Çocuk Üzerindeki Etkisi
Arkadaş babalar çocuklarının “arkadaşı” olabilirler ama genellikle bir ebeveynin sınır koyması ve rehberlik yapması gerekebilir. Bu tür babalarla büyüyen çocuklar bazen disiplin eksikliği yaşayabilir. Sosyal kuralları ve sınırları anlamakta zorlanabilirler. Ancak sevgi dolu bir ortamda büyüyen çocuklar genellikle açık fikirli ve duyarlı olabilirler. Father of the Bride filminde baba George, kızıyla yakın bir ilişki kurmaya çalışır. Ancak evliliğiyle ilgili duygusal olarak zor bir süreçten geçer. Kızının mutlu olmasını isterken bazen fazla serbest davranır ve ona tavizler verir.
5. Toksik Baba
Kimdir? Sürekli eleştiren, küçümseyen ya da istismarcı bir tutum sergileyen baba tipi. Duygusal anlamda çocuğunu yıpratabilir ve sürekli onu değersiz hissettirebilir.

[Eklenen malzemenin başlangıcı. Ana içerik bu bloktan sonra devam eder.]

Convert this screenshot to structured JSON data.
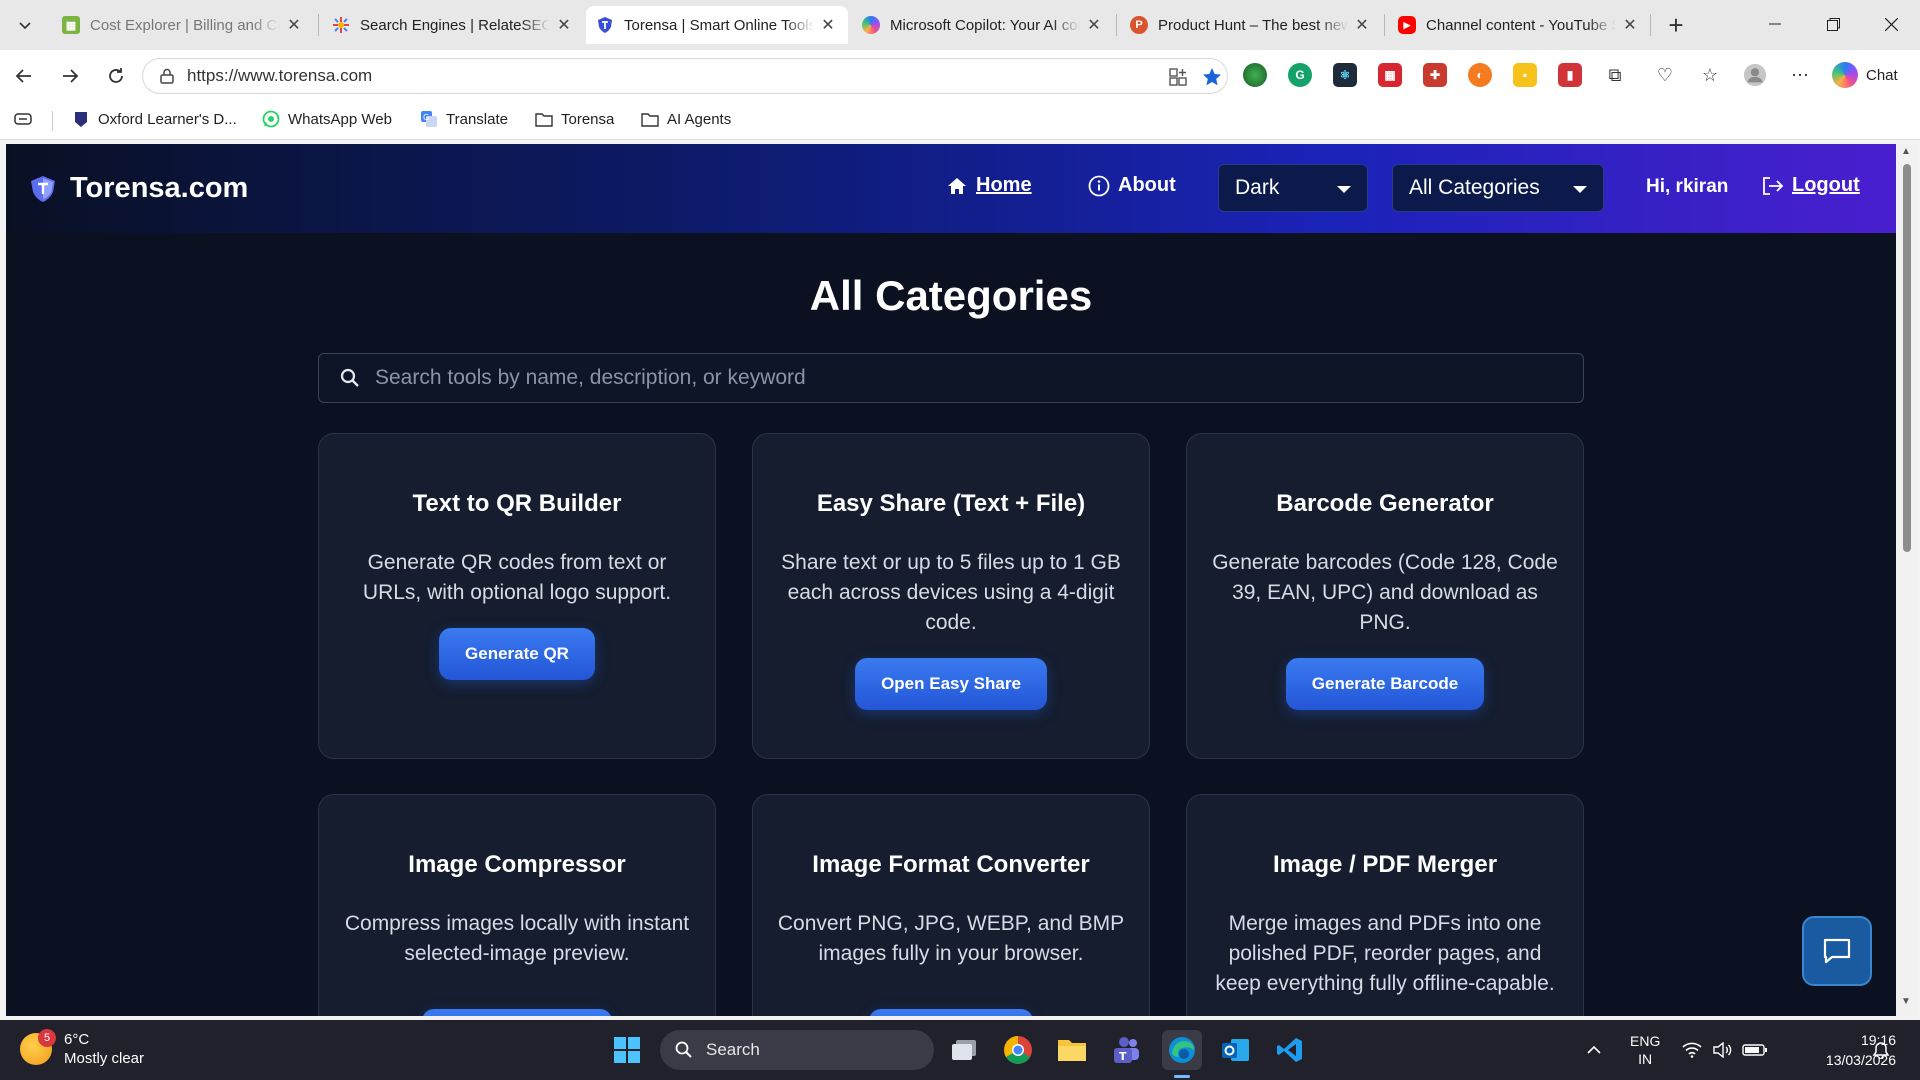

Requiem for a Dream filmindeki baba figürü tam bir toksik baba değil mi?
Çocuk Üzerindeki Etkisi
Toksik babalarla büyüyen çocuklar genellikle düşük benlik saygısına sahip olabilirler. Kendilerini yetersiz, sevgiye değer olmayan bireyler olarak görebilirler. Bu tür çocuklar, travmalarla büyüdükleri için ilerleyen yaşlarda psikolojik sorunlar yaşayabilir, ilişkilerde güvensizlik ve bağlanma problemleri yaşayabilirler.
6. İdeal Baba
Kimdir? Sevgi dolu, anlayışlı ama aynı zamanda disiplinli olan baba tipi. Çocuğunun gelişimine tam destek verir. Onun kararlarını saygıyla dinler ve gerektiğinde rehberlik yapar.
The Pursuit of Happyness filminde Chris Gardner’ın babalığı, en zor anlarında bile oğluna cesaret verir ve ona doğru yolu göstermeye çalışır.
Çocuk Üzerindeki Etkisi
İdeal babalarla büyüyen çocuklar duygusal olarak dengeli, özgüvenli ve sağlıklı sınırlar içinde büyürler. Bu çocuklar hayata karşı daha güçlü bir duruş sergileyebilir ve ilişkilerinde daha sağlıklı bağlar kurabilirler. Kendilerini sevilen, değerli hissederler ve özgür düşünceye sahip olurlar.
Baba olmak… Ne sadece bir soyadını vermek ne de evin faturalarını ödemekten ibaret. Baba olmak, bir çocuğun gözünde dünyanın nasıl şekilleneceğine dair ilk ve en kalıcı izlerden biri olmak demek. Her kelimen, her sessiz bakışın hatta suskunlukların bile bir yankısı var o minik kalpte. Ve işin garibi, çoğu baba bunun farkında bile değil. O yüzden bu yazıyı okuyan her yetişkine bir çağrımız var: Geçmişinizdeki baba figürünü düşünün. Size neler kattı, neleri eksik bıraktı? Şimdi kendi babalığınızı ya da etrafınızdaki babaları düşünün. Ne kadar benziyor, ne kadar uzaklar birbirinden?
Çünkü çocuklar sadece sevgiyle değil, modelledikleri davranışlarla büyür. Onlara verdiğiniz değer, onların kendine biçtiği değer olur. Bugün sessiz kalan bir baba, yarının içine kapanık bir çocuğunu büyütüyor olabilir. Bugün sürekli eleştiren bir baba, geleceğin yetersizlik duygusuyla boğuşan bir yetişkinini hazırlıyor olabilir. Ama aynı şekilde, bugün sarılan, anlayan, dinleyen bir baba da, bir ömür boyu sevgiyle büyüyen bir insan armağan edebilir bu dünyaya.
Belki de şimdi tam zamanı. Babalığın sadece bir görev değil, bir sanat olduğunu hatırlamak için. Çünkü her çocuk, içindeki babanın sesini hayat boyu duyar. O sesin ne söylediği ise sizin seçimlerinizle şekillenir. Ve o ses, bir ömür susmaz.